The advances in molecular biology after the discovery of the structure of DNA were formidable and underlie much of what we know about living things, their cells and their systems. DNA sequencing was described in the late 1970s and, since then, methods for determining the order of the four bases (the letters A, C, T, and G) have evolved surprisingly. In my postdoctoral years, in the early 90s, sequencing was an almost artisanal reaction. It was a great joy to end the week with about 500 bases (500 letters A, C, T and G) sequenced.
Between 1999 and 2001, I was one of the coordinators of the FAPESP / Instituto Ludwig genome project in Brazil. In one week, the project sequenced about 3 million bases, in the 10 research centers involved. In a worldwide effort, it took us about a decade to publish, in 2001, the complete sequence of the human genome, which has about 3 billion bases. Brazil was part of this effort and made relevant contributions. Today, with technological advances and bioinformatics, it is possible to sequence the complete human genome in two days.
To remember, DNA is a double-stranded molecule formed by four bases, one complementary to the other (always pairing A with T, and C with G). The sequencing, either by the first methods or using the most modern equipment, is based on a chemical reaction to synthesize a complementary strand from an already known DNA sequence, which functions as a template.
In the most modern methods, each of the 4 bases is marked by a reagent that, when incorporated in the synthesis of the new strip, emits a specific color, which is read by the equipment. With this, it is possible to determine the exact sequence of the bases of the new tape.

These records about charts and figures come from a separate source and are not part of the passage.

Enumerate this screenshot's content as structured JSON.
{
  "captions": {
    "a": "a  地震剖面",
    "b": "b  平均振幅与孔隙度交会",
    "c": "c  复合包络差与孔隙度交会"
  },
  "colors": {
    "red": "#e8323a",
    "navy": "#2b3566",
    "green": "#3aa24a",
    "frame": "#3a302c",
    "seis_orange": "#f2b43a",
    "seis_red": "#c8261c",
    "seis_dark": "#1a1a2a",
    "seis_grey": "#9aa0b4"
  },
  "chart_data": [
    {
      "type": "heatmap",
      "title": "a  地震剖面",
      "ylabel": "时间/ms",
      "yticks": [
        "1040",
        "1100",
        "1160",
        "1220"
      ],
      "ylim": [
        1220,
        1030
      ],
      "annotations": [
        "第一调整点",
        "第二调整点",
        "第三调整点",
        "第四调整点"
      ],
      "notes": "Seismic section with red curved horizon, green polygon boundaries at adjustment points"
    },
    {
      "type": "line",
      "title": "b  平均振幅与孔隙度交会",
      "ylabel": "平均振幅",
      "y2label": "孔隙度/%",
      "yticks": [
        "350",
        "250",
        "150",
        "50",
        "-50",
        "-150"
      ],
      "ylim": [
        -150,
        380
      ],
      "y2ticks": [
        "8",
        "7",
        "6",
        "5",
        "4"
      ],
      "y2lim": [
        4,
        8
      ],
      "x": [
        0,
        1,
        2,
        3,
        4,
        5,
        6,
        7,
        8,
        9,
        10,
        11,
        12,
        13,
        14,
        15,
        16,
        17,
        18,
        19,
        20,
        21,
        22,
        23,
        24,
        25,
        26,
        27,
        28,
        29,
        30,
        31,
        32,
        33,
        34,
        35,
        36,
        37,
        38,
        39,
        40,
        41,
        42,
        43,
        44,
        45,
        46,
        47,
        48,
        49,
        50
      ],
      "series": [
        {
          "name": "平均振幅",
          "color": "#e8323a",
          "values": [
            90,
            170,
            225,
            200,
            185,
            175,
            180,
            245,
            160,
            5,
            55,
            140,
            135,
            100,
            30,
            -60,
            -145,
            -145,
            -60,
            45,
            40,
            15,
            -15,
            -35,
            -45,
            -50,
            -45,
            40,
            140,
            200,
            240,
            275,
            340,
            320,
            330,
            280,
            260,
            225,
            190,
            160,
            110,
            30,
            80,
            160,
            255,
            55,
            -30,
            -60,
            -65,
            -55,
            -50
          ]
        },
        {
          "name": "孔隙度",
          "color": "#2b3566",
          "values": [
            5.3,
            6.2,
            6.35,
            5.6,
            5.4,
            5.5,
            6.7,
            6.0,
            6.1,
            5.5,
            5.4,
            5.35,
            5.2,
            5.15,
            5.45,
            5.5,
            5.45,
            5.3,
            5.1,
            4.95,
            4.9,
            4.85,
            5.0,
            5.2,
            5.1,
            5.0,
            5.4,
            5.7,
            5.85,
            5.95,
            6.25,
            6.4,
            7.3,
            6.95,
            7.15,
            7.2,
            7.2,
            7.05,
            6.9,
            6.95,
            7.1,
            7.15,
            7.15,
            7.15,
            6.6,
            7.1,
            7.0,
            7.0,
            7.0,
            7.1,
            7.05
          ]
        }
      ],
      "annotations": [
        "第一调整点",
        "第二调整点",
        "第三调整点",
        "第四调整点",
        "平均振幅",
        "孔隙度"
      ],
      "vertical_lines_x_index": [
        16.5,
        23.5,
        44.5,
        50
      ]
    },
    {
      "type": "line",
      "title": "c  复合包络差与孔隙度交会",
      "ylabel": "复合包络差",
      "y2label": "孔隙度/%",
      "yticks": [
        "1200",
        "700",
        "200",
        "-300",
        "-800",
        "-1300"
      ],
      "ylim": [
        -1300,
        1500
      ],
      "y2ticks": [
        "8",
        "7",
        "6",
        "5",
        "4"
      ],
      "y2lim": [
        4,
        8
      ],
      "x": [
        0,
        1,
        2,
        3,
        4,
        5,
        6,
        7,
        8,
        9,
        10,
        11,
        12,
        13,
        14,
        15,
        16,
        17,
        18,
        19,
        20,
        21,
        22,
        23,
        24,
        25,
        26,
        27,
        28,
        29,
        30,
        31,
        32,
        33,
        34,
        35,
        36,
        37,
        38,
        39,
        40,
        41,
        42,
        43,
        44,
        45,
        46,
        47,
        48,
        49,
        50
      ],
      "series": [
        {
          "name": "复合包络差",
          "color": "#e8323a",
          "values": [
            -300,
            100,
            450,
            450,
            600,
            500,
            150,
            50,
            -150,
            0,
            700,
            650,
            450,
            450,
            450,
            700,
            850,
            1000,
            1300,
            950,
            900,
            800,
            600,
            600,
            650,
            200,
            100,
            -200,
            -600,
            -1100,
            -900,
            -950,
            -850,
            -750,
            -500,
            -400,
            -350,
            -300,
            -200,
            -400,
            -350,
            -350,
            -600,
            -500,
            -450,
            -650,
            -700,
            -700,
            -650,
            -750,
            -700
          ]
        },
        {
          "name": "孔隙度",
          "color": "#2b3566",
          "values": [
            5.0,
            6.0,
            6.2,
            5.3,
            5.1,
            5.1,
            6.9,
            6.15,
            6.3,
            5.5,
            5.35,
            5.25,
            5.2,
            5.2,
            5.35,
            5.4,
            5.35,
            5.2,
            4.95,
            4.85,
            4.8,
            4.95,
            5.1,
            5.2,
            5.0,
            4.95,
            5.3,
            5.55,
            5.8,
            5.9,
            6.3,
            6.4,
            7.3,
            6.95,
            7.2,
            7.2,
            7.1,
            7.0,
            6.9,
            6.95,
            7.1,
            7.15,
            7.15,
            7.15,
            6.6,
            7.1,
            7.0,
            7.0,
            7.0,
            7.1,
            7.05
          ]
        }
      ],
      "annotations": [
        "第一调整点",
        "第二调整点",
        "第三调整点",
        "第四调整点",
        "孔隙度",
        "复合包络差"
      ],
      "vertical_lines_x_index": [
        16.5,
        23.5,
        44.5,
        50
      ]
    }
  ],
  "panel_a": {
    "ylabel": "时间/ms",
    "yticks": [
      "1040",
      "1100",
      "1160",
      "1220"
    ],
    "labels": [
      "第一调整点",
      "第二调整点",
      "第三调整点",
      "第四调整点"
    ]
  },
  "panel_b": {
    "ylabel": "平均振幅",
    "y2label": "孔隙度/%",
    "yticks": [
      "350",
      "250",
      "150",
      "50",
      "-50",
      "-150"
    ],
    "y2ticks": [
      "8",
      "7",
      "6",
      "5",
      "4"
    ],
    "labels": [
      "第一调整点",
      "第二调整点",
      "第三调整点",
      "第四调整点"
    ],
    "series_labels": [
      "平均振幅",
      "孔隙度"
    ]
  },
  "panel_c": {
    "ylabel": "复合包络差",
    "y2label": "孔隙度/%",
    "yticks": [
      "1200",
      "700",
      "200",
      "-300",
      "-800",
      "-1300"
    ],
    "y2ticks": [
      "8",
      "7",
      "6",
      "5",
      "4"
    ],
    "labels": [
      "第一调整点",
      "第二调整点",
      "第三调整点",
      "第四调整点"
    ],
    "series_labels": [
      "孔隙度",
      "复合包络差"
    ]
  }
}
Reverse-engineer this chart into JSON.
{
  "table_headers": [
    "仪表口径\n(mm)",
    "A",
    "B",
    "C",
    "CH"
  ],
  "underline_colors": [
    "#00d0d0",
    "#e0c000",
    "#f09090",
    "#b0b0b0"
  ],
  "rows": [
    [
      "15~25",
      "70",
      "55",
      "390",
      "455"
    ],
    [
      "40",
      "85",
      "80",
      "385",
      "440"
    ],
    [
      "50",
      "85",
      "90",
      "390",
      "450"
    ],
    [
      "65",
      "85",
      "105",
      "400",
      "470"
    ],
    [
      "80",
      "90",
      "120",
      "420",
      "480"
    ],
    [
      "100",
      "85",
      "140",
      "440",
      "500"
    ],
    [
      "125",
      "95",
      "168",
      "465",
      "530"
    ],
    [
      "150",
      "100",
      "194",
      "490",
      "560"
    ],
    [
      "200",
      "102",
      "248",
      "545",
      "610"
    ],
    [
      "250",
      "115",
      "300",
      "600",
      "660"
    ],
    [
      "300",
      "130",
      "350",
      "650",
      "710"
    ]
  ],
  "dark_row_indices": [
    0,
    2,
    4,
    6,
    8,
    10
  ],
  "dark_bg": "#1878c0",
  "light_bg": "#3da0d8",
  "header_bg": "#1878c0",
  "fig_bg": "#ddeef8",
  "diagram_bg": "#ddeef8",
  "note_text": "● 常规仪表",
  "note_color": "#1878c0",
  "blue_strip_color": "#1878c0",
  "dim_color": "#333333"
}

RNA is a single-stranded molecule, also formed by four bases, A, U, C and G. With the aid of the enzyme reverse transcriptase (discovered in retroviruses, such as HIV), we can use RNA as a template to create a molecule of cDNA, and this cDNA can be sequenced as described above. Thus, we can also determine the sequence of the RNA bases.
Today, sequencing is a commodity. The machines that perform this sequencing become obsolete at a very high speed and the cost of the reagents is inversely proportional to the volume of DNA sequenced. The challenge is not to sequence, but to transform the “raw” data coming out of the machines into useful information, which correctly represents the sequenced DNA.